Susan Sontag photographed by Peter Hujar in 1975
Peter Hujar/Alfred Stieglitz Society Gift, 2006
Susan Sontag photographed by Peter Hujar in 1975

Sontag's aphoristic style, heir to Walter Benjamin's epigrammatic insights, works particularly well in this context. (She was heir to Benjamin as well in her preoccupations with surrealism, the politics of the image, and the 19th-century as the cradle of modernity, while Roland Barthes was like her sentimental Parisian cousin in their shared obsession with photography's whiff of mortality.)

So her reflections on the surrealism that "lies at the heart of the photographic enterprise" accompany a picture by Buñuel's cinematographer Eli Lotar, whose Slaughterhouses at La Villette shows severed rows of cattle hooves, lined up in the calm light of dawn like shoes at a Japanese bathhouse. "Seen through photographs, people become icons of themselves," Sontag wrote. Well, none more so than the beautiful 32-year-old author herself, who reclines in Peter Hujar's 1975 portrait and projects an aura of serene self-confidence and domination. (At the Met, she's the last in a delightful line of sacred monsters, from Napoleon Sarony's silk-stocking-clad Oscar Wilde to photo-booth self-portraits by Andy Warhol.) And her thoughts on fascist pageantry find an echo in Leni Riefenstahl's showstopping aerial shot of endless lines of insect-sized, seemingly identical German athletes doing push-ups at the Berlin Olympics in 1936.
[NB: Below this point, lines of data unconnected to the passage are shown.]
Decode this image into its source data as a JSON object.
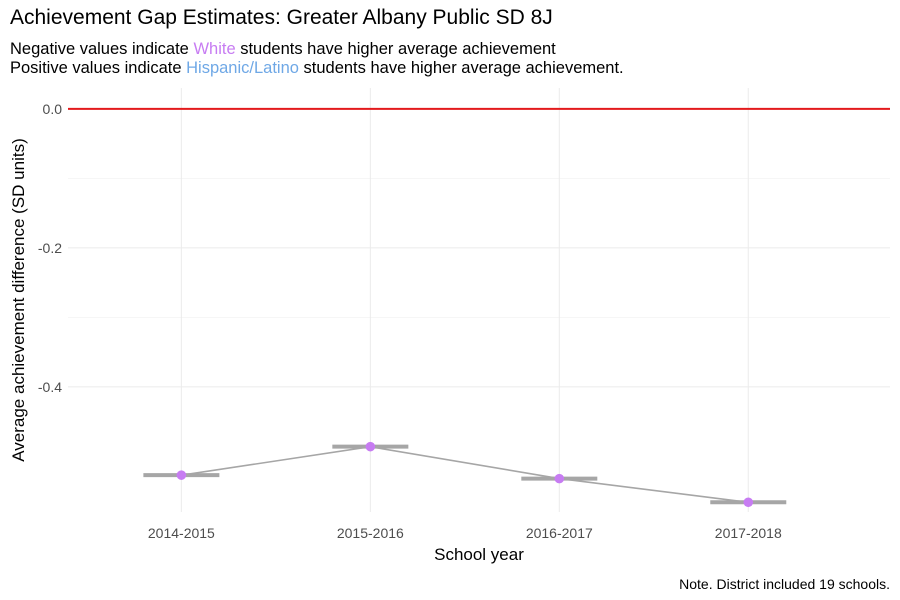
{
  "header": {
    "title": "Achievement Gap Estimates: Greater Albany Public SD 8J",
    "subtitle_line1": {
      "prefix": "Negative values indicate ",
      "highlight": "White",
      "suffix": " students have higher average achievement"
    },
    "subtitle_line2": {
      "prefix": "Positive values indicate ",
      "highlight": "Hispanic/Latino",
      "suffix": " students have higher average achievement."
    }
  },
  "caption": "Note. District included 19 schools.",
  "colors": {
    "white_group": "#c77cf2",
    "hispanic_group": "#6fa8e6",
    "reference_line": "#e31a1c",
    "trend_line": "#a6a6a6",
    "point": "#c77cf2"
  },
  "chart_data": {
    "type": "line",
    "xlabel": "School year",
    "ylabel": "Average achievement difference (SD units)",
    "categories": [
      "2014-2015",
      "2015-2016",
      "2016-2017",
      "2017-2018"
    ],
    "values": [
      -0.527,
      -0.486,
      -0.532,
      -0.566
    ],
    "reference_line_y": 0.0,
    "ylim": [
      -0.58,
      0.03
    ],
    "yticks": [
      0.0,
      -0.2,
      -0.4
    ],
    "ytick_labels": [
      "0.0",
      "-0.2",
      "-0.4"
    ],
    "grid": true,
    "legend": "none"
  }
}
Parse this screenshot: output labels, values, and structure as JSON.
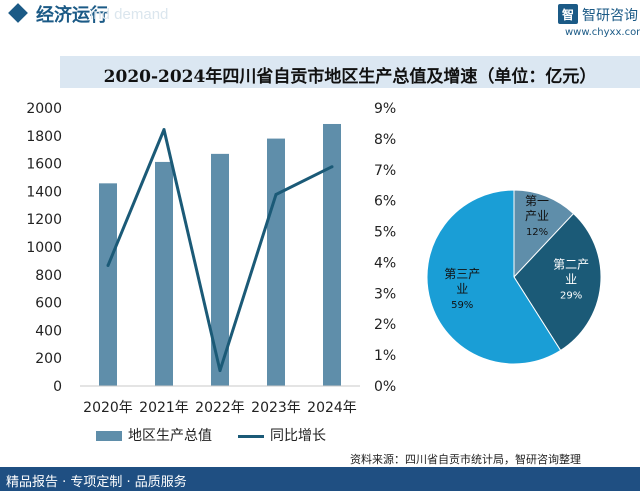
{
  "header": {
    "section_title": "经济运行",
    "ghost_text": "ind demand",
    "logo_mark": "智",
    "logo_name": "智研咨询",
    "logo_url": "www.chyxx.com"
  },
  "title": "2020-2024年四川省自贡市地区生产总值及增速（单位：亿元）",
  "chart_data": [
    {
      "type": "bar",
      "categories": [
        "2020年",
        "2021年",
        "2022年",
        "2023年",
        "2024年"
      ],
      "series": [
        {
          "name": "地区生产总值",
          "type": "bar",
          "axis": "left",
          "values": [
            1458,
            1612,
            1670,
            1780,
            1885
          ]
        },
        {
          "name": "同比增长",
          "type": "line",
          "axis": "right",
          "values": [
            3.9,
            8.3,
            0.5,
            6.2,
            7.1
          ]
        }
      ],
      "y_left": {
        "min": 0,
        "max": 2000,
        "ticks": [
          0,
          200,
          400,
          600,
          800,
          1000,
          1200,
          1400,
          1600,
          1800,
          2000
        ]
      },
      "y_right": {
        "min": 0,
        "max": 9,
        "ticks": [
          "0%",
          "1%",
          "2%",
          "3%",
          "4%",
          "5%",
          "6%",
          "7%",
          "8%",
          "9%"
        ]
      },
      "legend": [
        "地区生产总值",
        "同比增长"
      ],
      "legend_position": "bottom",
      "grid": false,
      "colors": {
        "bar": "#5f8eaa",
        "line": "#1b5a77"
      }
    },
    {
      "type": "pie",
      "slices": [
        {
          "label_lines": [
            "第一",
            "产业"
          ],
          "value": 12,
          "pct": "12%",
          "color": "#5f8eaa"
        },
        {
          "label_lines": [
            "第二产",
            "业"
          ],
          "value": 29,
          "pct": "29%",
          "color": "#1b5a77"
        },
        {
          "label_lines": [
            "第三产",
            "业"
          ],
          "value": 59,
          "pct": "59%",
          "color": "#1a9ed6"
        }
      ]
    }
  ],
  "source": "资料来源：四川省自贡市统计局，智研咨询整理",
  "footer": "精品报告 · 专项定制 · 品质服务",
  "colors": {
    "brand": "#1b5a86",
    "footer_bg": "#1f4f82",
    "title_bar": "#dbe7f2"
  }
}
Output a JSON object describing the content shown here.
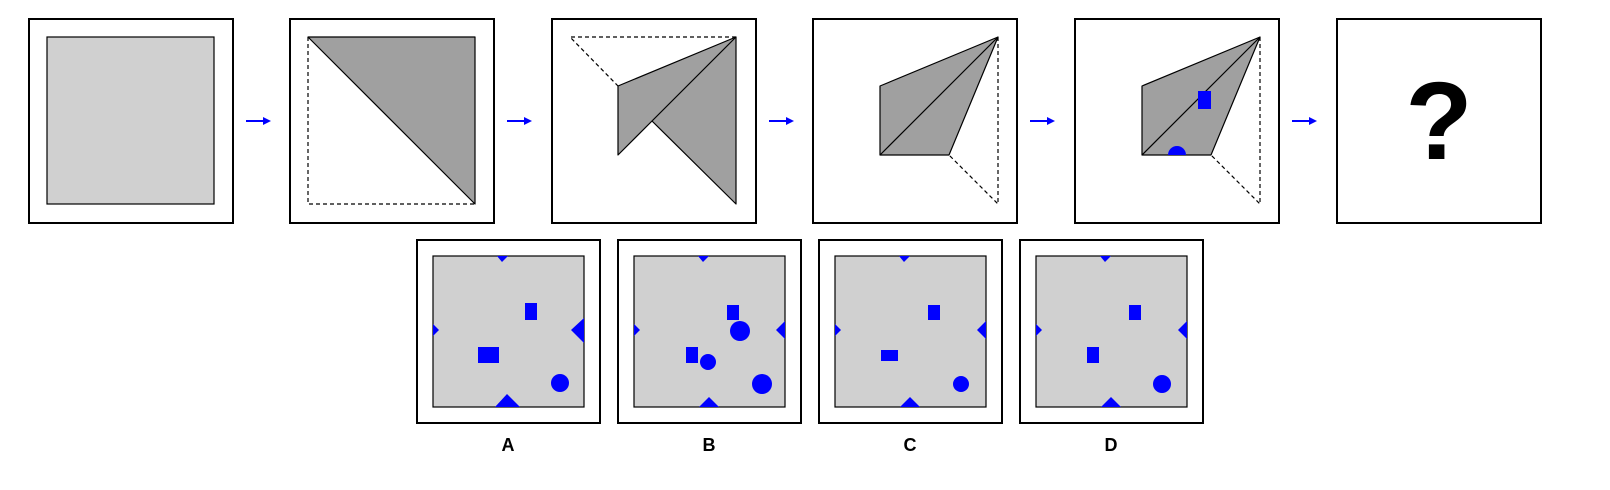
{
  "colors": {
    "paper": "#d0d0d0",
    "folded_paper": "#a0a0a0",
    "hole": "#0000ff",
    "arrow": "#0000ff",
    "frame": "#000000"
  },
  "sequence": {
    "steps": [
      {
        "name": "unfolded-square"
      },
      {
        "name": "fold-diagonal"
      },
      {
        "name": "fold-top-corner"
      },
      {
        "name": "fold-bottom-corner"
      },
      {
        "name": "punch-holes",
        "holes": [
          "square-hole",
          "circle-hole"
        ]
      }
    ],
    "question_mark": "?"
  },
  "options": [
    {
      "label": "A"
    },
    {
      "label": "B"
    },
    {
      "label": "C"
    },
    {
      "label": "D"
    }
  ]
}
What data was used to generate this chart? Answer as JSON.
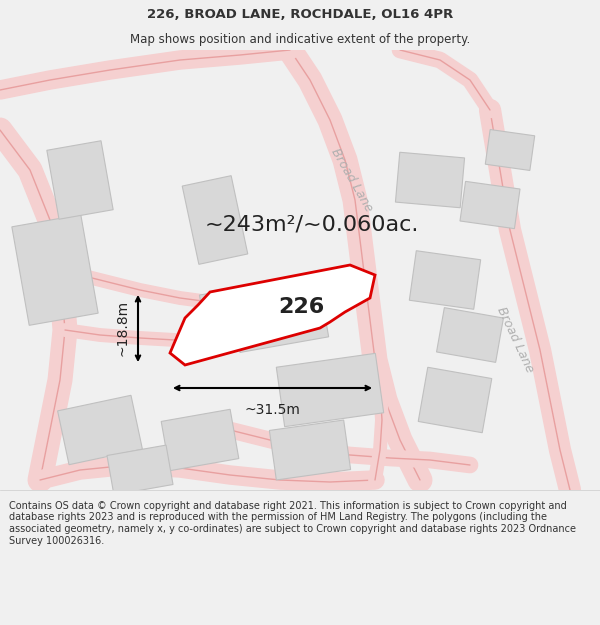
{
  "title_line1": "226, BROAD LANE, ROCHDALE, OL16 4PR",
  "title_line2": "Map shows position and indicative extent of the property.",
  "footer_text": "Contains OS data © Crown copyright and database right 2021. This information is subject to Crown copyright and database rights 2023 and is reproduced with the permission of HM Land Registry. The polygons (including the associated geometry, namely x, y co-ordinates) are subject to Crown copyright and database rights 2023 Ordnance Survey 100026316.",
  "area_label": "~243m²/~0.060ac.",
  "number_label": "226",
  "dim_width": "~31.5m",
  "dim_height": "~18.8m",
  "road_label1": "Broad Lane",
  "road_label2": "Broad Lane",
  "bg_color": "#f0f0f0",
  "map_bg": "#ffffff",
  "road_fill_color": "#f5d0d0",
  "road_edge_color": "#e8a0a0",
  "building_fill": "#d8d8d8",
  "building_stroke": "#c0c0c0",
  "highlight_fill": "#ffffff",
  "highlight_stroke": "#dd0000",
  "title_fontsize": 9.5,
  "subtitle_fontsize": 8.5,
  "footer_fontsize": 7.0,
  "area_fontsize": 16,
  "number_fontsize": 16,
  "dim_fontsize": 10,
  "road_fontsize": 9
}
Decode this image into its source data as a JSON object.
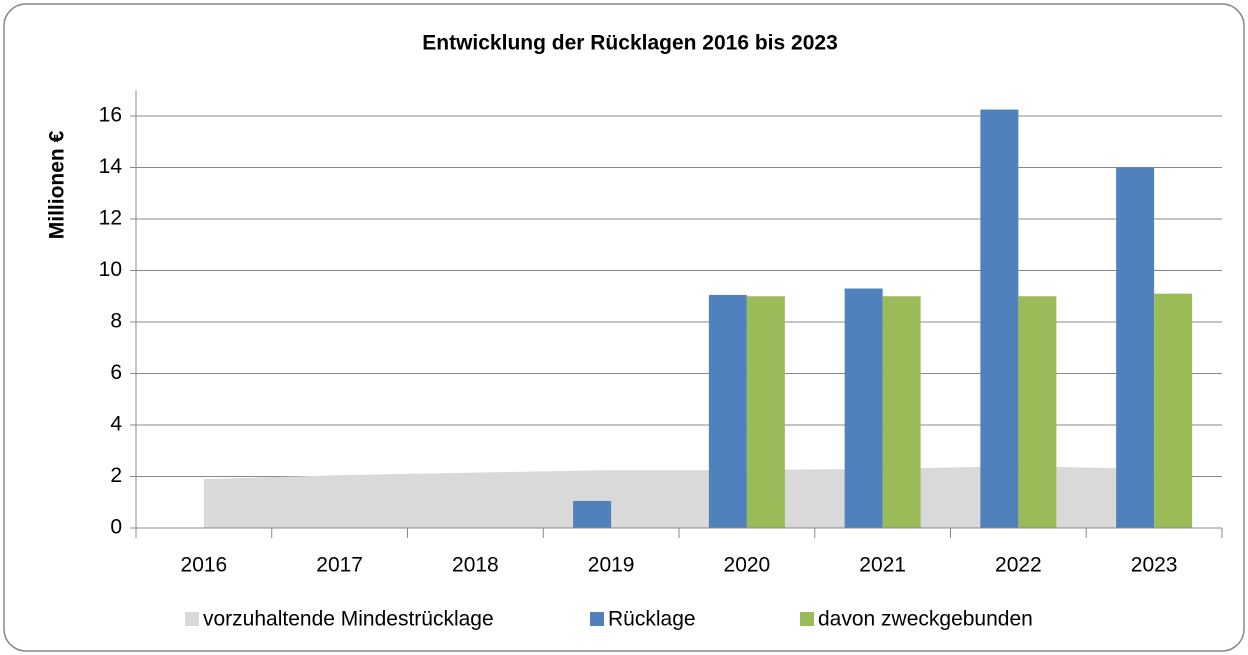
{
  "chart_data": {
    "type": "bar",
    "title": "Entwicklung der Rücklagen 2016 bis 2023",
    "y_label": "Millionen €",
    "categories": [
      "2016",
      "2017",
      "2018",
      "2019",
      "2020",
      "2021",
      "2022",
      "2023"
    ],
    "series": [
      {
        "name": "vorzuhaltende Mindestrücklage",
        "type": "area",
        "color": "#d9d9d9",
        "values": [
          1.9,
          2.05,
          2.15,
          2.25,
          2.25,
          2.3,
          2.4,
          2.3
        ]
      },
      {
        "name": "Rücklage",
        "type": "bar",
        "color": "#4f81bd",
        "values": [
          null,
          null,
          null,
          1.05,
          9.05,
          9.3,
          16.25,
          14.0
        ]
      },
      {
        "name": "davon zweckgebunden",
        "type": "bar",
        "color": "#9bbb59",
        "values": [
          null,
          null,
          null,
          null,
          9.0,
          9.0,
          9.0,
          9.1
        ]
      }
    ],
    "ylim": [
      0,
      17
    ],
    "yticks": [
      0,
      2,
      4,
      6,
      8,
      10,
      12,
      14,
      16
    ],
    "grid": true,
    "legend": "bottom"
  }
}
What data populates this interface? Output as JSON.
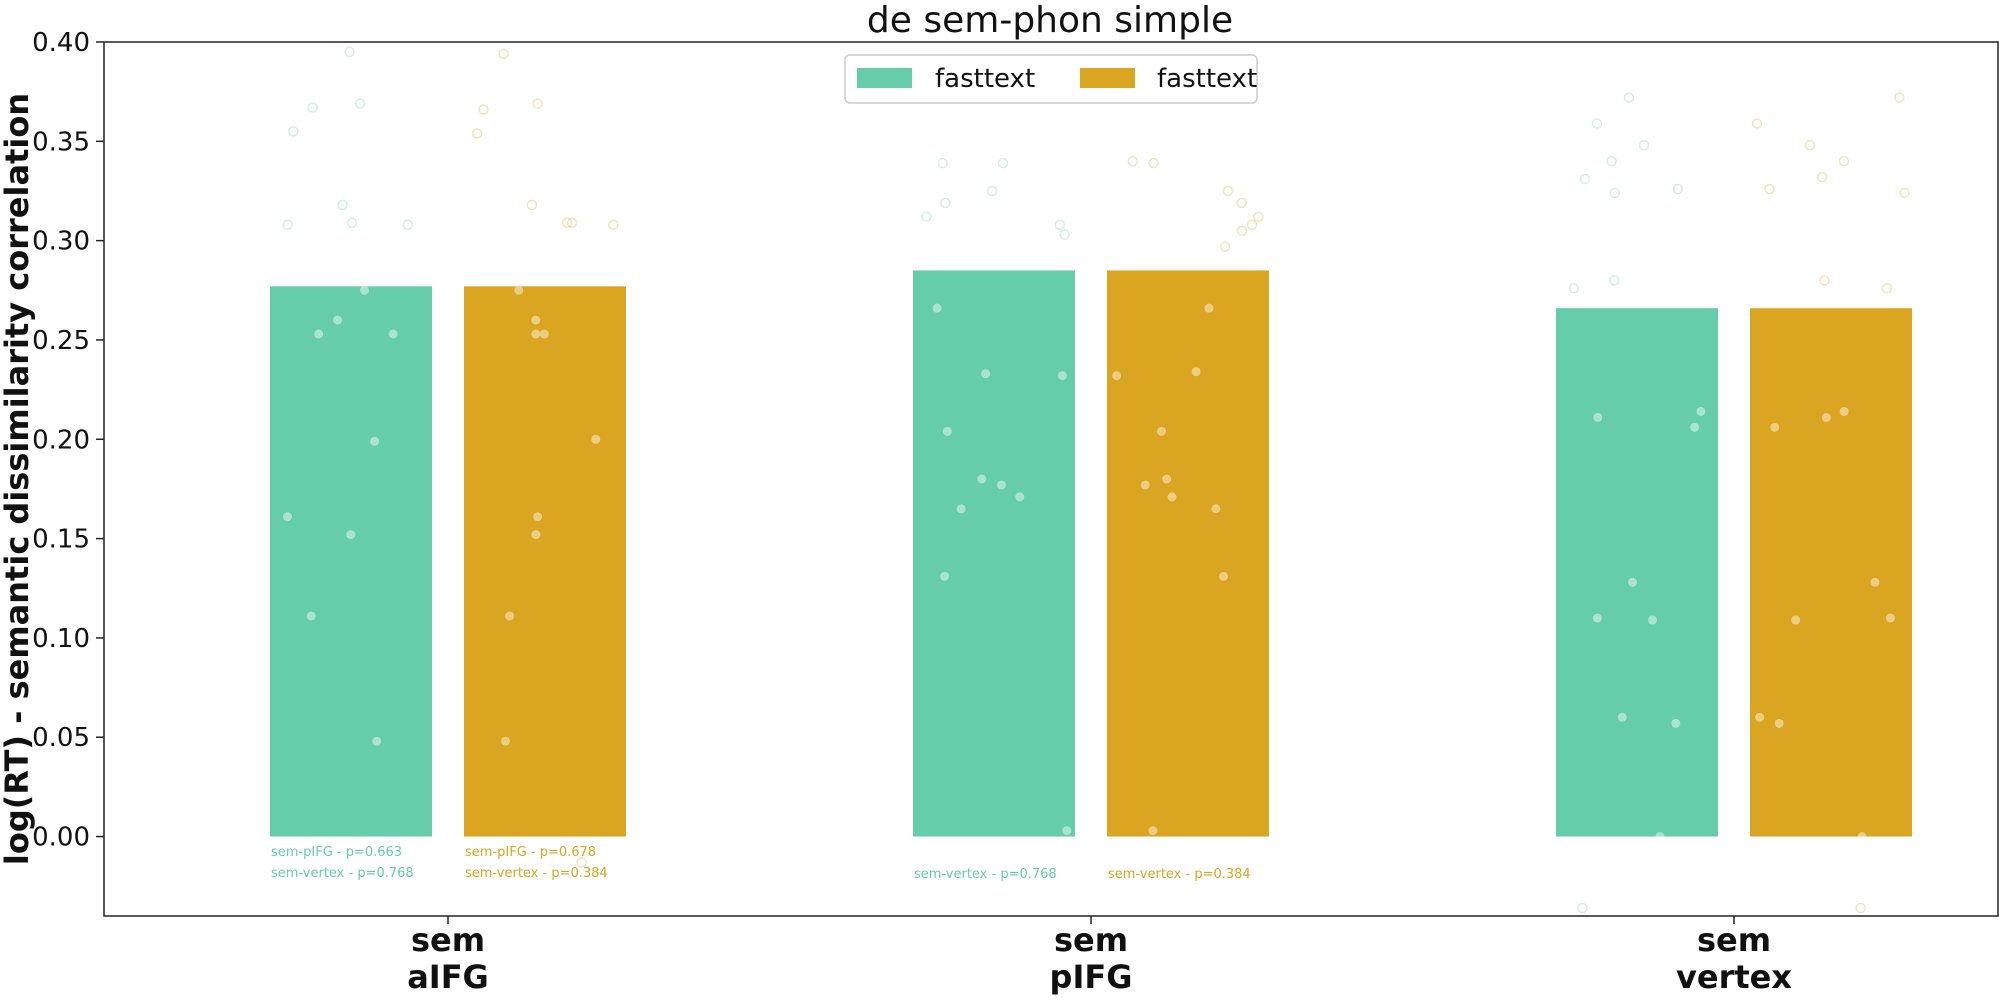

One might quibble with Sontag's assessments of specific artists; her harshness, for example, toward Diane Arbus, whose posthumous 1972 retrospective at MOMA occasioned one of the writer's more spectacular failures of empathy. But the power of her impassioned amateur's stance remains an inspiration. "Space reserved for being serious," she wrote toward the end of her life, "is hard to come by in a modern society, whose chief model of a public space is the mega-store (which may also be an airport or museum)." Or, one might add, a Chelsea filled with art galleries. But "space for being serious" was precisely what Sontag preserved in her writing—and in the frantic rush to consumption, with most critics simply providing (or withholding) seals of approval on the cultural assembly, line, we would do well to follow her.